What you can practically take from her story
This is the actionable list you can use tomorrow.
- Start with one sustainable change: bigger breakfasts, three strength sessions, or a fixed sleep window.
- Track trends, not daily fluctuations: weekly averages matter.
- Schedule treats and social meals so you don’t choose between social life and goals.
- Use a 10-minute rule for craving checks.
- Build a small support system that holds you accountable without shaming.
- If you open a business, run pilot programs first and budget conservatively.
You don’t need theatrical transformation to be legitimate. You need sustained, honest work.
Frequently asked questions you might have
You’re going to have questions. Here are pragmatic answers.
Will you lose weight if you simply eat less?
Possibly, but not sustainably. You might lose muscle and metabolic rate. Focus on nutrient quality and strength training.
How fast is too fast?
More than 1% body weight per week long-term risks metabolic and psychological harm. Slow is durable.
What if you don’t have time to exercise?
Make movement incidental: stairs, short walks, and strength protocols you can do in 20 minutes. Something is better than nothing.
Do supplements matter?
Not as much as protein, sleep, and consistency. Use supplements to fill gaps, not to substitute behavior.
The ethics of transformation stories
You must be cautious when you share and consume transformation narratives. They can empower and they can harm. She committed to transparency: sharing setbacks, acknowledging privilege, and naming the invisible labor. You should ask who profits from a picture and who is being harmed by a narrative of “fixed” bodies.

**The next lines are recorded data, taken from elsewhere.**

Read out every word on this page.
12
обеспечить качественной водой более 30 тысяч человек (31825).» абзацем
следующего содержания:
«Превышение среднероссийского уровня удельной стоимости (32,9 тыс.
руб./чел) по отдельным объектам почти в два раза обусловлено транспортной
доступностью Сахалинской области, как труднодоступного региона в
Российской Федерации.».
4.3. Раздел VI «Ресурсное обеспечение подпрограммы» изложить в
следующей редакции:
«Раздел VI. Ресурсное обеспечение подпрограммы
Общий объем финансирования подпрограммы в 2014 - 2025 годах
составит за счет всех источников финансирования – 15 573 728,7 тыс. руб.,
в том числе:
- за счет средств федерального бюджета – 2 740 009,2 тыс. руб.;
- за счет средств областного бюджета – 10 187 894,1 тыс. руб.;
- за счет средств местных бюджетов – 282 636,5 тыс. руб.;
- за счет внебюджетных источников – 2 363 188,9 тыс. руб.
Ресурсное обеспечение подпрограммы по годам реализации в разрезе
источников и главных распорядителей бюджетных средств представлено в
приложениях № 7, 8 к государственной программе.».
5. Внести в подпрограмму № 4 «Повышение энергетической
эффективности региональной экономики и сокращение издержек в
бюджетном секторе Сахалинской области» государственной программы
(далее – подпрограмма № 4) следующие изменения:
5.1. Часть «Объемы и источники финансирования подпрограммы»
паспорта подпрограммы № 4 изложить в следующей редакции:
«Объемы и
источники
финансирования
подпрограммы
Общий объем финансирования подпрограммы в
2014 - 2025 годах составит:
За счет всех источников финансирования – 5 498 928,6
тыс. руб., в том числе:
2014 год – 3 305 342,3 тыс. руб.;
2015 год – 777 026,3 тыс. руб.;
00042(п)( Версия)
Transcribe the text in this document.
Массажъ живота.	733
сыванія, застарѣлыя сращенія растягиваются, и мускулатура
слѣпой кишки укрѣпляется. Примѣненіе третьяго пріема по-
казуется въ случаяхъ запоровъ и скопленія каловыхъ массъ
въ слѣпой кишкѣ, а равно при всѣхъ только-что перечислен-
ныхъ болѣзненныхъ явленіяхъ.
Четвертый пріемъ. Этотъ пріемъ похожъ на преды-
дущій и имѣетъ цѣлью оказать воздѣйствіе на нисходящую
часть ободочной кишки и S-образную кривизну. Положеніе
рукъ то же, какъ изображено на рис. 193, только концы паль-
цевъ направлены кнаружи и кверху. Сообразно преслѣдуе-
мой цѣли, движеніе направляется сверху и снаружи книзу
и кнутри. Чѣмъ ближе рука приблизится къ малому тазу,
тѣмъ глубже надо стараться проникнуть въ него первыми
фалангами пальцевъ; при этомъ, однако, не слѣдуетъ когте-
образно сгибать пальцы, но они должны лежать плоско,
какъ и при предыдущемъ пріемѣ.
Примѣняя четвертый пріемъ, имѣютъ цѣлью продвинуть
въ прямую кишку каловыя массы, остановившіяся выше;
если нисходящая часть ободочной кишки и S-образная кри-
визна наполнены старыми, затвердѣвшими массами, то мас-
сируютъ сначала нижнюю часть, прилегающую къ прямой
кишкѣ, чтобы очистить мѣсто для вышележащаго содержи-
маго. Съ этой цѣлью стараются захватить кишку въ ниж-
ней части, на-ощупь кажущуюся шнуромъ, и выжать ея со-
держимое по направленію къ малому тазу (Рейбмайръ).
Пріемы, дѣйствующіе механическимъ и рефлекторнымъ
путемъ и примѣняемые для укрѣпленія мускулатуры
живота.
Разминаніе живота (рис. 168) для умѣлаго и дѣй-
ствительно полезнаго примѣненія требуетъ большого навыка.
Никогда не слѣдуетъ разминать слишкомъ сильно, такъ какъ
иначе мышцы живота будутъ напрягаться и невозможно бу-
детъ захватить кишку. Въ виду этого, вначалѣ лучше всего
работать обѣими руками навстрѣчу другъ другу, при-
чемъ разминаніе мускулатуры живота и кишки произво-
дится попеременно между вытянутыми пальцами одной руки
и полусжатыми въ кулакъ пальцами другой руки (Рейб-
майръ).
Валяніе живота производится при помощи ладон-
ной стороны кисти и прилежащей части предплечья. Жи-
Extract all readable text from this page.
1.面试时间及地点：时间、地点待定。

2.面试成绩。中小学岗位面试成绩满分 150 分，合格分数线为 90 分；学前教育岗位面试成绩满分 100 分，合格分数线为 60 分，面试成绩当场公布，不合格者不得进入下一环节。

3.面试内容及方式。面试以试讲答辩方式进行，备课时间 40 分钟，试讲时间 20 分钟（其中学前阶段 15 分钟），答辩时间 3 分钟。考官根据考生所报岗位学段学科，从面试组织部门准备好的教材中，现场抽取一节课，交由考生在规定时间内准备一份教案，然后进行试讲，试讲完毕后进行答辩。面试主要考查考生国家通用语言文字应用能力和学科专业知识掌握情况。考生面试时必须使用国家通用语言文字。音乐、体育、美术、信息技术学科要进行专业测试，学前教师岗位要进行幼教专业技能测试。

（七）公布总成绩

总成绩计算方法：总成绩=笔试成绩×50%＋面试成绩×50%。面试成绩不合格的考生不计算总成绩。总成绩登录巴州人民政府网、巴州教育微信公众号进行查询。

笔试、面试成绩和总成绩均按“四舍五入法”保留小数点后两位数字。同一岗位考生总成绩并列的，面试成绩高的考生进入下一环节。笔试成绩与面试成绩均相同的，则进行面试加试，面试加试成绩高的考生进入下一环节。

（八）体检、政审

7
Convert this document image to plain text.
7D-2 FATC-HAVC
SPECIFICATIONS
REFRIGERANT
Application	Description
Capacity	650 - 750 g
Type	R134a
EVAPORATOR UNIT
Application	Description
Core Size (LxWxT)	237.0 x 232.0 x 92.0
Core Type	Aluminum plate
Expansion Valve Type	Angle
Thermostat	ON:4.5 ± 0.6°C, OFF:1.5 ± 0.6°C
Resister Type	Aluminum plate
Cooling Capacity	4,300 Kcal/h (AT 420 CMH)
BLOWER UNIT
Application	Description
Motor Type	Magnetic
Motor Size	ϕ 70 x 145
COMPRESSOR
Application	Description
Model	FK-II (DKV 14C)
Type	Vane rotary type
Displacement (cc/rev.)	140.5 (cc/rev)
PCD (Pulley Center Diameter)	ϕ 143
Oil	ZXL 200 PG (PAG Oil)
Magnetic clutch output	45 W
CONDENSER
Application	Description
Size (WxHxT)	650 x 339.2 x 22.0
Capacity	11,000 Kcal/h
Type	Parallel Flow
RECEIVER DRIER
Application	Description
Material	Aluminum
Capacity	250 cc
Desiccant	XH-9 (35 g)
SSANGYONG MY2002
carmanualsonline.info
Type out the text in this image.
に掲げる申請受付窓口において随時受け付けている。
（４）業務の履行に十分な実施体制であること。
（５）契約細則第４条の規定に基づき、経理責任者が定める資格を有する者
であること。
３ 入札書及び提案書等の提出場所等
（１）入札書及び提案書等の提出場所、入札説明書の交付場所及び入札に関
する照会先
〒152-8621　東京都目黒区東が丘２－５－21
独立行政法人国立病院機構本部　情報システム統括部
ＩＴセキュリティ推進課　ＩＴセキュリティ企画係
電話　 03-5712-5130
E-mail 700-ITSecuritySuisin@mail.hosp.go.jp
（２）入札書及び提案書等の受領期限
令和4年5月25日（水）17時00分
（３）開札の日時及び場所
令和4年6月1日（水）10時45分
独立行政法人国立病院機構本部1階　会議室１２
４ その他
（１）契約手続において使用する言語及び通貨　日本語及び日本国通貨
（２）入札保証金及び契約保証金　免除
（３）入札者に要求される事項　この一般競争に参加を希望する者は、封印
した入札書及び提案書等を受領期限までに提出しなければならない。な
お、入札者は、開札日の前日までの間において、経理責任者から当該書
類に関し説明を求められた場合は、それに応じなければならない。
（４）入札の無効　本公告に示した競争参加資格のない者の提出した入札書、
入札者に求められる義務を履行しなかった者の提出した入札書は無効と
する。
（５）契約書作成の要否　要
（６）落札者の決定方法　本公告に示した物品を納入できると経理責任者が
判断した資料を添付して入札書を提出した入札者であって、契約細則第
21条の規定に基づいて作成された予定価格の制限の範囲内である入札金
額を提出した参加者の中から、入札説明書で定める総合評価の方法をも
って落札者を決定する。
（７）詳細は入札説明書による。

How to tell your story responsibly
- Acknowledge complexity.
- Offer tools, not miracle claims.
- Center sustainable practices over shock value.
- Avoid moralizing language around food and bodies.
You can change and still critique the systems that make you feel insufficient.
Final reflections: what you carry forward
You should leave this with three truths:
- Transformation is not a performance; it is a process.
- Pleasure and discipline can coexist; they must.
- Your body’s number does not define your worth.
She opened a studio and in doing so created a space where the work continued — for herself and for others. If you are thinking of making a change, consider what you are stepping toward, not just what you are stepping away from. Plan with tenderness and accountability. Expect setbacks and treat them as data.
You will want a roadmap. Keep it simple. Start with one small change and build a week’s worth of wins. The rest is patience, repetition, and learning to be kinder to yourself as you work.
Resources to help you get started
Below are compact, practical resources she used. You can adapt them to your context.
- A basic strength program (3 days/week, total-body focus)
- Protein-focused meal templates
- Short guided journaling prompts for cravings and emotions
- A peer accountability checklist for habit consistency
If you want the specifics — the exact workouts, portion sizes scaled to your metrics, or sample business budgeting spreadsheets — ask and you’ll get them tailored to your life and goals. You don’t need to have it all figured out before you start; you need one reasonable first step, and you need to keep taking it.